I took a visit to Tate Britain to have a look at the exhibition STAN FIRM INNA INGLAN: BLACK DIASPORA IN LONDON, 1960-70S documenting photography from Black diaspora in London from the 1960s to the 1970s. The pieces were timeless as they captured significant tribulations in the migration of black foreigners and their integration in London. It was great to see that it was not just black people in the room but people from many different cultures were absorbing the silent messages these images were portraying. These exhibitions give people the chance to see London through a different perspective, isn’t that what art is about?, being able to express yourself so a passer-by can interpret the code in their own specific way and take from it what they need to satisfy their soul.
The Photographers whose photography were exhibited were:
Dennis Morris from Dalston best known for his photography of Bob Marley and the Sex pistols. At the age of 11 his photography was printed on the front page of the Daily Mirror. “Dennis was known around his East End neighbourhood as Mad Dennis, due to his preference for photography over football”. His career took off when he use to wait for Bob Marley after his rehearsals at Margaret street in London until one day Bob Marley invited him to be the photographer for the rest of his tour. “His photographs of Marley and The Wailers became famous the world over, appearing on the cover of Time Out and Melody Maker before Dennis had even turned 17”.
Syd Shelton a prominent activist and a unofficial photographer for the Rock against racism movement; a collective of politicians, musicians and artists fighting against racism in London.
Raphael Albert born in Grenada he moved to London in the 1950s to study photography. He became the photographer for a black British newspaper called West Indian World. He was responsible for many Black beauty pageants such as ‘Miss Black and Beautiful’. His photography celebrated Afro-Caribbean beauty and was a voice for women of colour who were absent from mainstream media and fashion photography at the time.
Al Vandenberg born to Dutch parents worked as a creative director for an advertising agency in London, his focus was street photography.
Colin Jones was the photographer for a housing project funded by Islington council established for vulnerable people. The series began as a Sunday times magazine commission and turned into a independent project. His photography are candid shots of everyday life living on the estate.

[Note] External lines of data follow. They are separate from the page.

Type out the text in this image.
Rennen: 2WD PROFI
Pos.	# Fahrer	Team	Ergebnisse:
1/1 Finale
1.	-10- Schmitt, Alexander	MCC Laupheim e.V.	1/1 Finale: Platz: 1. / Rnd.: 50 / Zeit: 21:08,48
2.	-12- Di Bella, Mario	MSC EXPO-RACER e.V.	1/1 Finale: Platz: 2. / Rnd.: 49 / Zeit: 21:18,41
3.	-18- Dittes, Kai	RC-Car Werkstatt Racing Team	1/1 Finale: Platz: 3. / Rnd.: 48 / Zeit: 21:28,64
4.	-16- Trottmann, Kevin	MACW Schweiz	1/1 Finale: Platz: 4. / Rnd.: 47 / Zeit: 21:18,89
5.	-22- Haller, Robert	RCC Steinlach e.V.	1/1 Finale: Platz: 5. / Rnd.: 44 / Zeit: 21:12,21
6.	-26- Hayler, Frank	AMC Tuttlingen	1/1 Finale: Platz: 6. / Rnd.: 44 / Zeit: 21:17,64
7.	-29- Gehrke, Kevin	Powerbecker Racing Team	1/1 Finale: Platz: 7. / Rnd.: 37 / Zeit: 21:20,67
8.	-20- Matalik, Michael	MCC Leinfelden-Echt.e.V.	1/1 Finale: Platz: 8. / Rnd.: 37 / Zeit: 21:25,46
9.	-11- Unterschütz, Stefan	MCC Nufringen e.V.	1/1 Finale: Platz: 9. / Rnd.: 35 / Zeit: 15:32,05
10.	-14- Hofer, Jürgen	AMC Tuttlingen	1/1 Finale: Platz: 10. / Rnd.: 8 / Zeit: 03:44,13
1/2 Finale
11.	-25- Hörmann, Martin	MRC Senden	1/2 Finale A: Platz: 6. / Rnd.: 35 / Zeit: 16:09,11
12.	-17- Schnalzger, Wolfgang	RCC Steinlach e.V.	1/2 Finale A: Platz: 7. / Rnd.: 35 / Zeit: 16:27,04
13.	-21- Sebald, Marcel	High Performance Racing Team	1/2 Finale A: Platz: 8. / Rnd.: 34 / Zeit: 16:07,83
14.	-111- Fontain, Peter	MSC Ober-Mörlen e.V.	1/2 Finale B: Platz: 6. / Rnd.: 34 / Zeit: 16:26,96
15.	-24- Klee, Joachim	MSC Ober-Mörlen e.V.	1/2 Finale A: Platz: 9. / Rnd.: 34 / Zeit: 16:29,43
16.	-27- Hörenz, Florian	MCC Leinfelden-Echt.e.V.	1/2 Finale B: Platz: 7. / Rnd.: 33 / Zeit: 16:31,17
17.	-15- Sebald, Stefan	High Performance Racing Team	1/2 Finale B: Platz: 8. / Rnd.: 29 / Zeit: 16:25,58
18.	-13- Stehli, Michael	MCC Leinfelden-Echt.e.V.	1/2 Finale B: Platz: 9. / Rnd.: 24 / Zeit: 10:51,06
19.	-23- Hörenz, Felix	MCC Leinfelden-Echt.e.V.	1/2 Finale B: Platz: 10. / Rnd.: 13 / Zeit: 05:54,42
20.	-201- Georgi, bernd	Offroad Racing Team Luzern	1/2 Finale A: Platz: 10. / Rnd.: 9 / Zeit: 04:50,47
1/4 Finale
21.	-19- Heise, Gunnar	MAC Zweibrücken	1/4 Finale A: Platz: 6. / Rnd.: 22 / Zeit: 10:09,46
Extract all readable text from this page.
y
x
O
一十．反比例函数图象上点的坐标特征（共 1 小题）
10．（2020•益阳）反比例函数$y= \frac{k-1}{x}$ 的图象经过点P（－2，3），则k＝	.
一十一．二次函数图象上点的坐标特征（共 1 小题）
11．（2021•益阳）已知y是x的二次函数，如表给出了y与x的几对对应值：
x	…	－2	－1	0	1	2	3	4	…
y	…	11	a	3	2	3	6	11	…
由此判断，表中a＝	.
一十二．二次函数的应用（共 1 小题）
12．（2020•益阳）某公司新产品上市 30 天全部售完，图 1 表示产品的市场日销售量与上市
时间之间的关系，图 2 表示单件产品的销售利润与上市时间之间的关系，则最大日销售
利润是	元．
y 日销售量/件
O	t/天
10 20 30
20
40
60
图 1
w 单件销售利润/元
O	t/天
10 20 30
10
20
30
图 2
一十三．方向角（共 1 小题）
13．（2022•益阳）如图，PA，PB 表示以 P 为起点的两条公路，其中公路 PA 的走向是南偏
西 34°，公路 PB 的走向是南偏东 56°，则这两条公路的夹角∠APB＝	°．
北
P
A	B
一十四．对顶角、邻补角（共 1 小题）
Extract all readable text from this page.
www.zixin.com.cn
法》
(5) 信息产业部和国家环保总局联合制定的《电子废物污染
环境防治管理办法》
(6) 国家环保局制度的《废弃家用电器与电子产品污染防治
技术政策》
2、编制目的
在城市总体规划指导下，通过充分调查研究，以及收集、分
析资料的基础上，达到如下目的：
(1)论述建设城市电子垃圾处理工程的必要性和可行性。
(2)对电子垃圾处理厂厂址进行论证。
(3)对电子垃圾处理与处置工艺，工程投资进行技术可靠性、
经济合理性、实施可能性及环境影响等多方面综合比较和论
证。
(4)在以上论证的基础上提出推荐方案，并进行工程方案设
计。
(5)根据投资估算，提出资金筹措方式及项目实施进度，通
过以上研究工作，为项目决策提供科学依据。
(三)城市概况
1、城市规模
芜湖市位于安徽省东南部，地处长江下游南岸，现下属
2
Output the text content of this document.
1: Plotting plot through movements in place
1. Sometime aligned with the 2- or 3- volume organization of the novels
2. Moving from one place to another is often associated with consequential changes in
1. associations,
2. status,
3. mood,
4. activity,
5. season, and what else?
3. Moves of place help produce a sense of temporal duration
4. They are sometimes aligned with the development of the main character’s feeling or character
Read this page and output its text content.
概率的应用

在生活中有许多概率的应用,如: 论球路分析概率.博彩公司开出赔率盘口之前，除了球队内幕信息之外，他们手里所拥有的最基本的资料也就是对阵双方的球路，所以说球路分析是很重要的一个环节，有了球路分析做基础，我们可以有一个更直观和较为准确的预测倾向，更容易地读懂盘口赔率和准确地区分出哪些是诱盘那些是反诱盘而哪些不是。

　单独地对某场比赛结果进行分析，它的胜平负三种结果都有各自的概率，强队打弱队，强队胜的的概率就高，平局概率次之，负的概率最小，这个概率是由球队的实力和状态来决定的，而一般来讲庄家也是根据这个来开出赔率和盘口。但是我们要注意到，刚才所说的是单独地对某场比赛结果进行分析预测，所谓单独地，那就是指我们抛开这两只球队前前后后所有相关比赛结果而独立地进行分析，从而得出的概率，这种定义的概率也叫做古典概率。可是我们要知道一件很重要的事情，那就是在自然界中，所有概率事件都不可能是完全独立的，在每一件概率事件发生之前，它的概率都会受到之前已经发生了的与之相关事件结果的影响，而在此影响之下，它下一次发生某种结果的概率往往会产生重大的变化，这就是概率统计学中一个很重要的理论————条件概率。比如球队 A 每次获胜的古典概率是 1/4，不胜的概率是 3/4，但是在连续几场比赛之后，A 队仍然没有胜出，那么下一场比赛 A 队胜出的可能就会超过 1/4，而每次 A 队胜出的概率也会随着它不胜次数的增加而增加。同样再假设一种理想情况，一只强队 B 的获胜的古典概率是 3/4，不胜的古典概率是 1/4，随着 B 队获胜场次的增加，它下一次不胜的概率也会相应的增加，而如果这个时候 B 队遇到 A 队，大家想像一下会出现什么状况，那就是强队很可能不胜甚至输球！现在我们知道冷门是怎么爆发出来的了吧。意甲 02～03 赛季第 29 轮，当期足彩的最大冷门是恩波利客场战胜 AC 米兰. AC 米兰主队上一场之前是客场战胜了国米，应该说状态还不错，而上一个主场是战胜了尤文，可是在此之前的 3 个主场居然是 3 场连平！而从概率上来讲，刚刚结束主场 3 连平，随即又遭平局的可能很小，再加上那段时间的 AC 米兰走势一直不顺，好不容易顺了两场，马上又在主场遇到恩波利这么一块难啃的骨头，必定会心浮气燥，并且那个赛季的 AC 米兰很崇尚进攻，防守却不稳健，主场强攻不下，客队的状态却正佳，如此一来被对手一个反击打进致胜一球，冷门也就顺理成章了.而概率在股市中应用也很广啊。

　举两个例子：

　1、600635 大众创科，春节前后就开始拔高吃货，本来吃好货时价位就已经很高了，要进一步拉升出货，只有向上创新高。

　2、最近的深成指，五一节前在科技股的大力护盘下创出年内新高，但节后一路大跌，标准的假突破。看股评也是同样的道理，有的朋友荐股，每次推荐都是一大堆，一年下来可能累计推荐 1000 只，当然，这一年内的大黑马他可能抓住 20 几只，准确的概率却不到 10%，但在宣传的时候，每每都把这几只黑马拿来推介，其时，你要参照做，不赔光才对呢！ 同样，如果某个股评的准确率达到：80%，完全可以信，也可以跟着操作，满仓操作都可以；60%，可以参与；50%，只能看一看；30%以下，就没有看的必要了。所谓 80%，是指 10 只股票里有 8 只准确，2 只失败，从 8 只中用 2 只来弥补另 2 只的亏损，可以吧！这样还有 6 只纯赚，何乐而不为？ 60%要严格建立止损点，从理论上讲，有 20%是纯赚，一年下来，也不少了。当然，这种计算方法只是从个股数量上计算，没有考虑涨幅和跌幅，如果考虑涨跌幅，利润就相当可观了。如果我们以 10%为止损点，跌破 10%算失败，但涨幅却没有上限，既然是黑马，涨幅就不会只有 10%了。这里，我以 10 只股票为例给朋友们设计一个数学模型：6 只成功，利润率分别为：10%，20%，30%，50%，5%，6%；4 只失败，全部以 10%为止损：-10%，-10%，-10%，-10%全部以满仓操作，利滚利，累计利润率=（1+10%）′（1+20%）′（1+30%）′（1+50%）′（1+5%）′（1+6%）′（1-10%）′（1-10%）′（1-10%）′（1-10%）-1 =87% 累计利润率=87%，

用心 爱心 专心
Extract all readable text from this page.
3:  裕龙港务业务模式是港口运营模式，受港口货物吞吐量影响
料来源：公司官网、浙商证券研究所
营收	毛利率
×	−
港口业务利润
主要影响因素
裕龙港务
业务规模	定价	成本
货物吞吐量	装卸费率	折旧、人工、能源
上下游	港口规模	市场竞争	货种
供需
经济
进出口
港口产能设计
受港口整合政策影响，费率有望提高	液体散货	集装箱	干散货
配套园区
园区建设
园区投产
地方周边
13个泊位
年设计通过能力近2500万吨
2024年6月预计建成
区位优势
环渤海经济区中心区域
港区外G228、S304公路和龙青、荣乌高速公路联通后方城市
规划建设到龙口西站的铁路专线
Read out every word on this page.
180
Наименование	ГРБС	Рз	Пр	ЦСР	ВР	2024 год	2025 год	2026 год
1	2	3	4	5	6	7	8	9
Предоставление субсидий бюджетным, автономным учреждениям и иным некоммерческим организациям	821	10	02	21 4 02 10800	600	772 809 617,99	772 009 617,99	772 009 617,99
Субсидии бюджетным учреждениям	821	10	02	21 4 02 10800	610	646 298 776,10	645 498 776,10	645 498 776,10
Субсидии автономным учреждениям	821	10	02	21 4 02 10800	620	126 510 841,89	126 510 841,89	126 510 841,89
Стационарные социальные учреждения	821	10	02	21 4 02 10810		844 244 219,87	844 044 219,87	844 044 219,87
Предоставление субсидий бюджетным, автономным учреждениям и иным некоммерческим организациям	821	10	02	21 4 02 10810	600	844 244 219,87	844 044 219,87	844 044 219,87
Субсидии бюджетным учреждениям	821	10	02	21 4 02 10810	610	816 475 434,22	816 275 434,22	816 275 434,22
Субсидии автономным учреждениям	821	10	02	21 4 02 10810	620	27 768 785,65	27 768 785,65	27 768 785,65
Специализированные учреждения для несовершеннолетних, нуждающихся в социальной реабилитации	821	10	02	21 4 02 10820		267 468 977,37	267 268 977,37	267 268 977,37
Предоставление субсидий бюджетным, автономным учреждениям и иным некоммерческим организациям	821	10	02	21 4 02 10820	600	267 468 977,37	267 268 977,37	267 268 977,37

Bandele Tex Ajetunmobi is a Nigerian born photographer. He settle in spitalfields in East London. He documented night life in London and focused on interracial couples “at a time when sharing one’s life with someone from a different ethnic background was the cause of racial prejudice”.
The exhibition also featured a performance from a spoken word artist who rhymed the flows of life growing up in London as a black person. He tapped into the stereotypes of Jamaicans and his witty humour allowed us to laugh at some of the negative images that the media portray of black people in London. The exhibition made me proud to be the child of Jamaican parents and it also created an opportunity for people from all walks of life to get a taste of black culture in London.
The exhibition will be running until the 19th of November 2017 and Admission is free.